Shares of Global Blood Therapy rose more than 10% in late afternoon trading following regulatory approval of an additional new drug application for oral Oxbryta (voxelotor) tablets to treat sickle cell disease in children.

The US Food and Drug Administration has given Oxbryta the green light under accelerated approval for the treatment of sickle cell disease in patients aged four to less than 12 years. The approval extends the previous approval of Oxbryta for the treatment of SCD in patients 12 years of age and older in the United States. Oxbryta is the first FDA-approved treatment for children with SCZ that directly inhibits the polymerization of sickle hemoglobin, the main cause of the sickle formation and destruction of red blood cells in SCZ.

SCD affects more than 100,000 people in the United States and millions of people around the world. In the United States, there are an estimated 16,000 children ages 4 to 11 with SCD. The disease, caused by a genetic mutation, causes the production of abnormal hemoglobin, known as sickle hemoglobin. The red blood cells become sickle-shaped and can cause blockages in blood vessels, leading to life-threatening complications, including stroke and irreversible organ damage.

Ted W. Love, president and chief executive officer of Global Blood Therapeutics, expressed excitement at Oxbryta’s latest approval. Love said the sickle cell disease community has been “deeply undervalued” for decades. Because SCD can cause irreversible organ damage, early intervention is critical, he said.

Complications of SCD that start in early childhood can include neurocognitive impairment, acute chest syndrome and overt stroke, he said. In addition, SCD is known to limit children’s educational attainment and social life due to disease complications that typically lead to repeated hospitalizations.

Oxbryta’s FDA approval for children as young as 4 years old – and in a pediatric-friendly dosage form – is a major advance in the treatment of this devastating, lifelong condition.
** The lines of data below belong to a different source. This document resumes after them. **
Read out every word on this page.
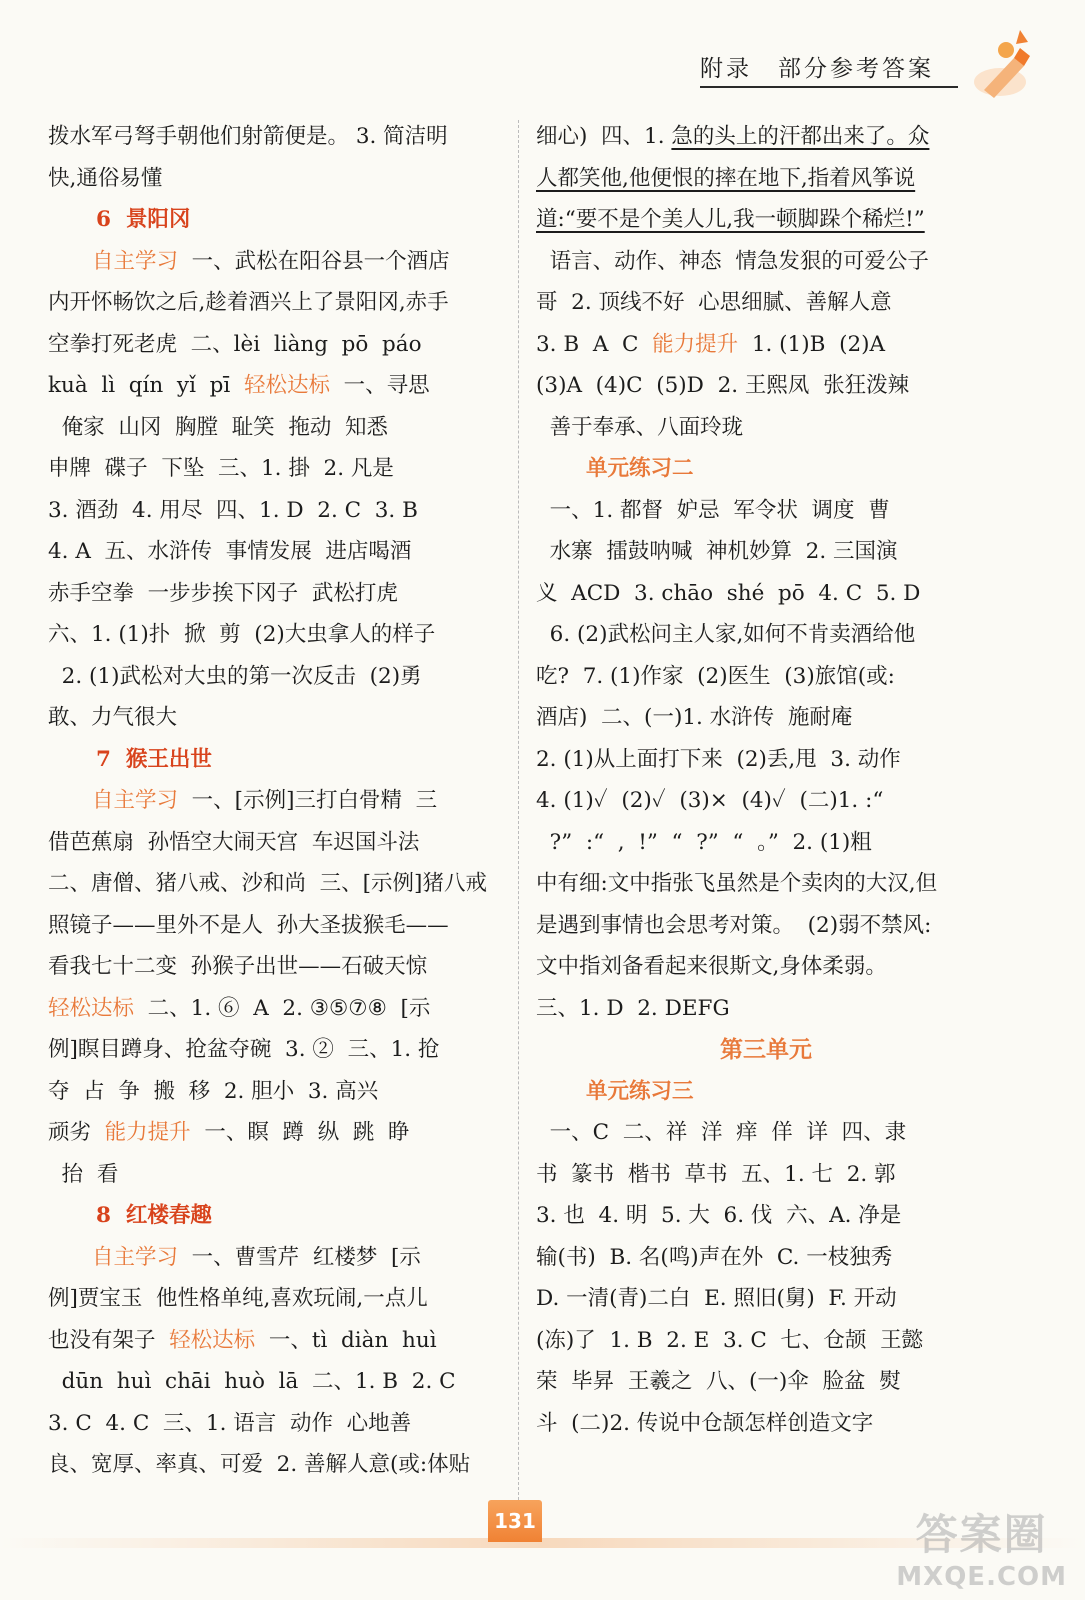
附录 部分参考答案
拨水军弓弩手朝他们射箭便是。 3. 简洁明
快,通俗易懂
6  景阳冈
自主学习  一、武松在阳谷县一个酒店
内开怀畅饮之后,趁着酒兴上了景阳冈,赤手
空拳打死老虎  二、lèi  liàng  pō  páo
kuà  lì  qín  yǐ  pī  轻松达标  一、寻思
俺家  山冈  胸膛  耻笑  拖动  知悉
申牌  碟子  下坠  三、1. 掛  2. 凡是
3. 酒劲  4. 用尽  四、1. D  2. C  3. B
4. A  五、水浒传  事情发展  进店喝酒
赤手空拳  一步步挨下冈子  武松打虎
六、1. (1)扑  掀  剪  (2)大虫拿人的样子
2. (1)武松对大虫的第一次反击  (2)勇
敢、力气很大
7  猴王出世
自主学习  一、[示例]三打白骨精  三
借芭蕉扇  孙悟空大闹天宫  车迟国斗法
二、唐僧、猪八戒、沙和尚  三、[示例]猪八戒
照镜子——里外不是人  孙大圣拔猴毛——
看我七十二变  孙猴子出世——石破天惊
轻松达标  二、1. ⑥  A  2. ③⑤⑦⑧  [示
例]瞑目蹲身、抢盆夺碗  3. ②  三、1. 抢
夺  占  争  搬  移  2. 胆小  3. 高兴
顽劣  能力提升  一、瞑  蹲  纵  跳  睁
抬  看
8  红楼春趣
自主学习  一、曹雪芹  红楼梦  [示
例]贾宝玉  他性格单纯,喜欢玩闹,一点儿
也没有架子  轻松达标  一、tì  diàn  huì
dūn  huì  chāi  huò  lā  二、1. B  2. C
3. C  4. C  三、1. 语言  动作  心地善
良、宽厚、率真、可爱  2. 善解人意(或:体贴
细心)  四、1. 急的头上的汗都出来了。众
人都笑他,他便恨的摔在地下,指着风筝说
道:“要不是个美人儿,我一顿脚跺个稀烂!”
语言、动作、神态  情急发狠的可爱公子
哥  2. 顶线不好  心思细腻、善解人意
3. B  A  C  能力提升  1. (1)B  (2)A
(3)A  (4)C  (5)D  2. 王熙凤  张狂泼辣
善于奉承、八面玲珑
单元练习二
一、1. 都督  妒忌  军令状  调度  曹
水寨  擂鼓呐喊  神机妙算  2. 三国演
义  ACD  3. chāo  shé  pō  4. C  5. D
6. (2)武松问主人家,如何不肯卖酒给他
吃?  7. (1)作家  (2)医生  (3)旅馆(或:
酒店)  二、(一)1. 水浒传  施耐庵
2. (1)从上面打下来  (2)丢,甩  3. 动作
4. (1)✓  (2)✓  (3)×  (4)✓  (二)1. :“
?”  :“  ,  !”  “  ?”  “  。”  2. (1)粗
中有细:文中指张飞虽然是个卖肉的大汉,但
是遇到事情也会思考对策。  (2)弱不禁风:
文中指刘备看起来很斯文,身体柔弱。
三、1. D  2. DEFG
第三单元
单元练习三
一、C  二、祥  洋  痒  佯  详  四、隶
书  篆书  楷书  草书  五、1. 七  2. 郭
3. 也  4. 明  5. 大  6. 伐  六、A. 净是
输(书)  B. 名(鸣)声在外  C. 一枝独秀
D. 一清(青)二白  E. 照旧(舅)  F. 开动
(冻)了  1. B  2. E  3. C  七、仓颉  王懿
荣  毕昇  王羲之  八、(一)伞  脸盆  熨
斗  (二)2. 传说中仓颉怎样创造文字
131	答案圈
MXQE.COM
GBT is proud to lead the development of new drugs to address the shortcomings of care for SCD patients,” Love said in a statement.

With the latest approval, Oxbryta will be available in two dosage forms for patients 4 years and older based on the patient’s age, weight and ability to swallow tablets. One is a traditional tablet while the other is a dispersible form that can be dissolved in water.
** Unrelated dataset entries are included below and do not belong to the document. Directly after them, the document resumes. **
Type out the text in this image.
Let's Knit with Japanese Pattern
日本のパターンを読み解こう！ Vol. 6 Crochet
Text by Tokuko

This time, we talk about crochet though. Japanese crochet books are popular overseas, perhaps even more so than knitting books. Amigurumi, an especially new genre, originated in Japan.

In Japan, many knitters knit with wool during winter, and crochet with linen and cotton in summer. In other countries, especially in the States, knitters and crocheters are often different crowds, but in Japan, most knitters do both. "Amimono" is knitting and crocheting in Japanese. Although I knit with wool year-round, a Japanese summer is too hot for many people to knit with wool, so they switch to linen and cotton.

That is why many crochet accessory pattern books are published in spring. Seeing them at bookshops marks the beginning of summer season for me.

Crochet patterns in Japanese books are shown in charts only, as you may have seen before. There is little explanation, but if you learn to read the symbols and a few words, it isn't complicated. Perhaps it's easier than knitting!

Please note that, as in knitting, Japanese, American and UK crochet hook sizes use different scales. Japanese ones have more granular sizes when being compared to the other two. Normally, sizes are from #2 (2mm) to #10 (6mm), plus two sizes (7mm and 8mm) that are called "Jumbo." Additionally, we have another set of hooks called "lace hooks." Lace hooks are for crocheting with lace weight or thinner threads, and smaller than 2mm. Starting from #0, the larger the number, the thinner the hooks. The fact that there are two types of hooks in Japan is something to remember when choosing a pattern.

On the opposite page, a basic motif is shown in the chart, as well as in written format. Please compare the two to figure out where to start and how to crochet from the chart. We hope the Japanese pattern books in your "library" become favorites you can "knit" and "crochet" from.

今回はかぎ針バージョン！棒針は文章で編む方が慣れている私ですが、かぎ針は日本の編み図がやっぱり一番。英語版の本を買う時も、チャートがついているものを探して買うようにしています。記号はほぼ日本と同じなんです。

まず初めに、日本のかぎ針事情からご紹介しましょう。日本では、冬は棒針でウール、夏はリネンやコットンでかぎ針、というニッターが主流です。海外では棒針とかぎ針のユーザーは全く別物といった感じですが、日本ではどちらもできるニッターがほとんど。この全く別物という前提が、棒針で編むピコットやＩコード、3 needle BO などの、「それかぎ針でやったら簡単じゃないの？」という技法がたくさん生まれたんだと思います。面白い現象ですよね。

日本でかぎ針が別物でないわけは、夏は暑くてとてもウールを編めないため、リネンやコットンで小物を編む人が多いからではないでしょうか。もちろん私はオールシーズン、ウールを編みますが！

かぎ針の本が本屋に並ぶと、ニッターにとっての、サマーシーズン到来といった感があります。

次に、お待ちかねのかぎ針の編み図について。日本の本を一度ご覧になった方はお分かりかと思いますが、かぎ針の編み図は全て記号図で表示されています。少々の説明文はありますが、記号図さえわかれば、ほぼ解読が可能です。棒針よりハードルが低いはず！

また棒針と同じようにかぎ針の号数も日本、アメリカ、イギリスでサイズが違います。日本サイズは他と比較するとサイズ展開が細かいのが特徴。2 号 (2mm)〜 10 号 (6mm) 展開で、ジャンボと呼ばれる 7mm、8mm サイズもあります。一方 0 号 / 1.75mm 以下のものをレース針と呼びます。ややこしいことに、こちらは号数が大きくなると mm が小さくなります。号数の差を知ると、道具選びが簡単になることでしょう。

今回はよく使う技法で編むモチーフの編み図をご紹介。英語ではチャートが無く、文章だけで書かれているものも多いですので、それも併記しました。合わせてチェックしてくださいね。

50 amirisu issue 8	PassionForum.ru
The latest approval was based on data from the open-label Phase 2a HOPE-KIDS 1 study. In that study, the data showed that weight-based treatment with Oxbryta’s dispersible tablet formulation resulted in rapid and sustained improvements in hemoglobin. The study also showed that the drug led to a simultaneous reduction in hemolysis or destruction of red blood cells.
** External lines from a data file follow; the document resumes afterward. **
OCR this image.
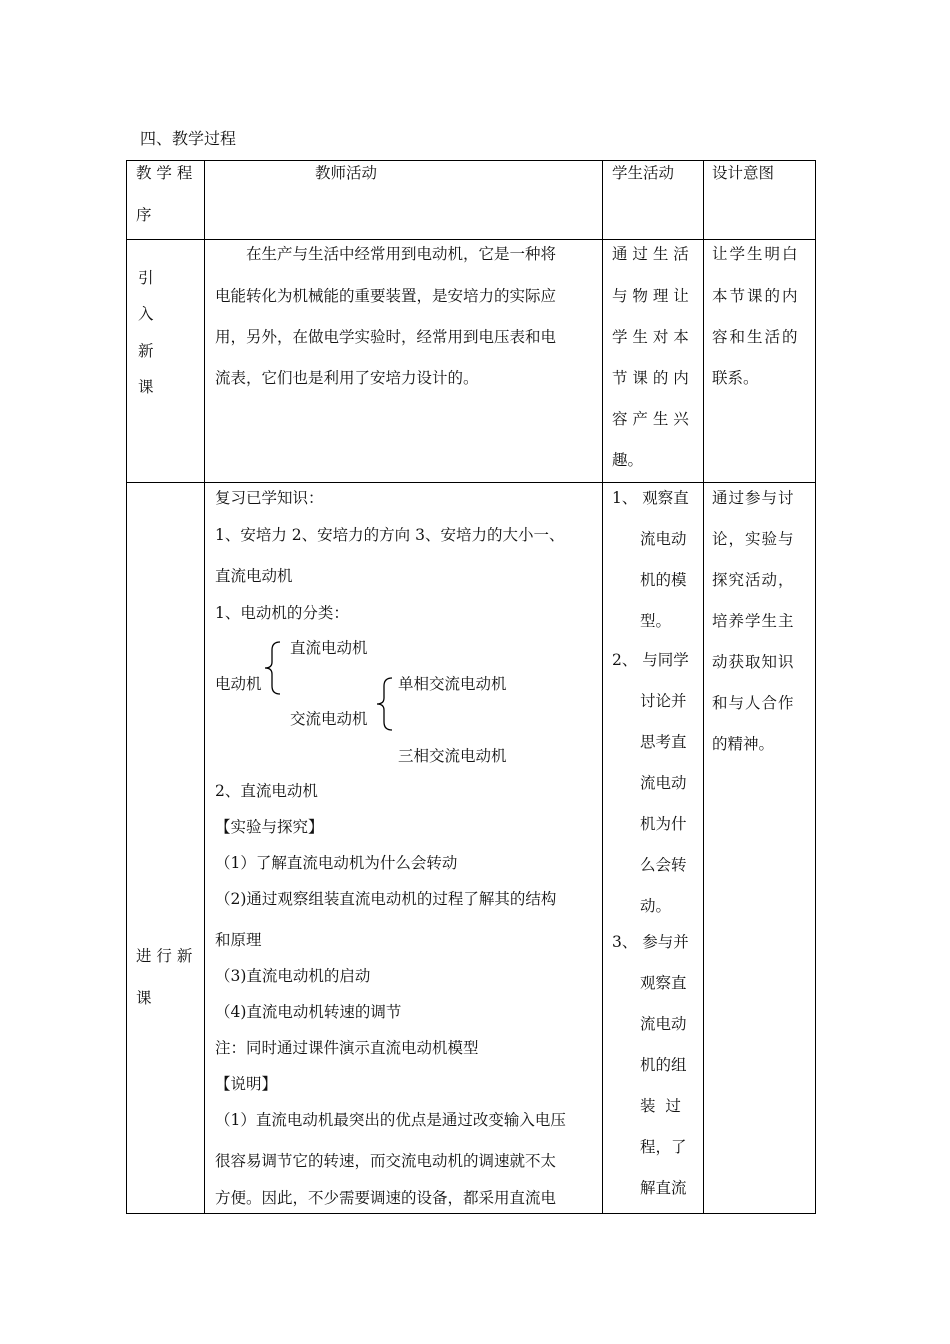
四、教学过程
教 学 程
序
教师活动	学生活动 设计意图
引
入
新
课
在生产与生活中经常用到电动机，它是一种将
电能转化为机械能的重要装置，是安培力的实际应
用，另外，在做电学实验时，经常用到电压表和电
流表，它们也是利用了安培力设计的。
通 过 生 活
与 物 理 让
学 生 对 本
节 课 的 内
容 产 生 兴
趣。
让学生明白
本节课的内
容和生活的
联系。
进 行 新
课
复习已学知识：
1、安培力 2、安培力的方向 3、安培力的大小一、
直流电动机
1、电动机的分类：
直流电动机
电动机	单相交流电动机
交流电动机
三相交流电动机
2、直流电动机
【实验与探究】
（1）了解直流电动机为什么会转动
（2)通过观察组装直流电动机的过程了解其的结构
和原理
（3)直流电动机的启动
（4)直流电动机转速的调节
注：同时通过课件演示直流电动机模型
【说明】
（1）直流电动机最突出的优点是通过改变输入电压
很容易调节它的转速，而交流电动机的调速就不太
方便。因此，不少需要调速的设备，都采用直流电
1、 观察直
流电动
机的模
型。
2、 与同学
讨论并
思考直
流电动
机为什
么会转
动。
3、 参与并
观察直
流电动
机的组
装  过
程，了
解直流
通过参与讨
论，实验与
探究活动，
培养学生主
动获取知识
和与人合作
的精神。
As a condition of accelerated approval, GBT will continue to investigate Oxbryta in the HOPE-KIDS 2 trial, a confirmatory post-approval study. GBT will continue to conduct the HOPE-KIDS 1 study to demonstrate the benefit of Oxbryta and potentially support its use in children from 9 months of age with SCD. The company is also conducting an ongoing open-label follow-up study for all patients under the age of 18 who have participated in Oxbryta clinical trials.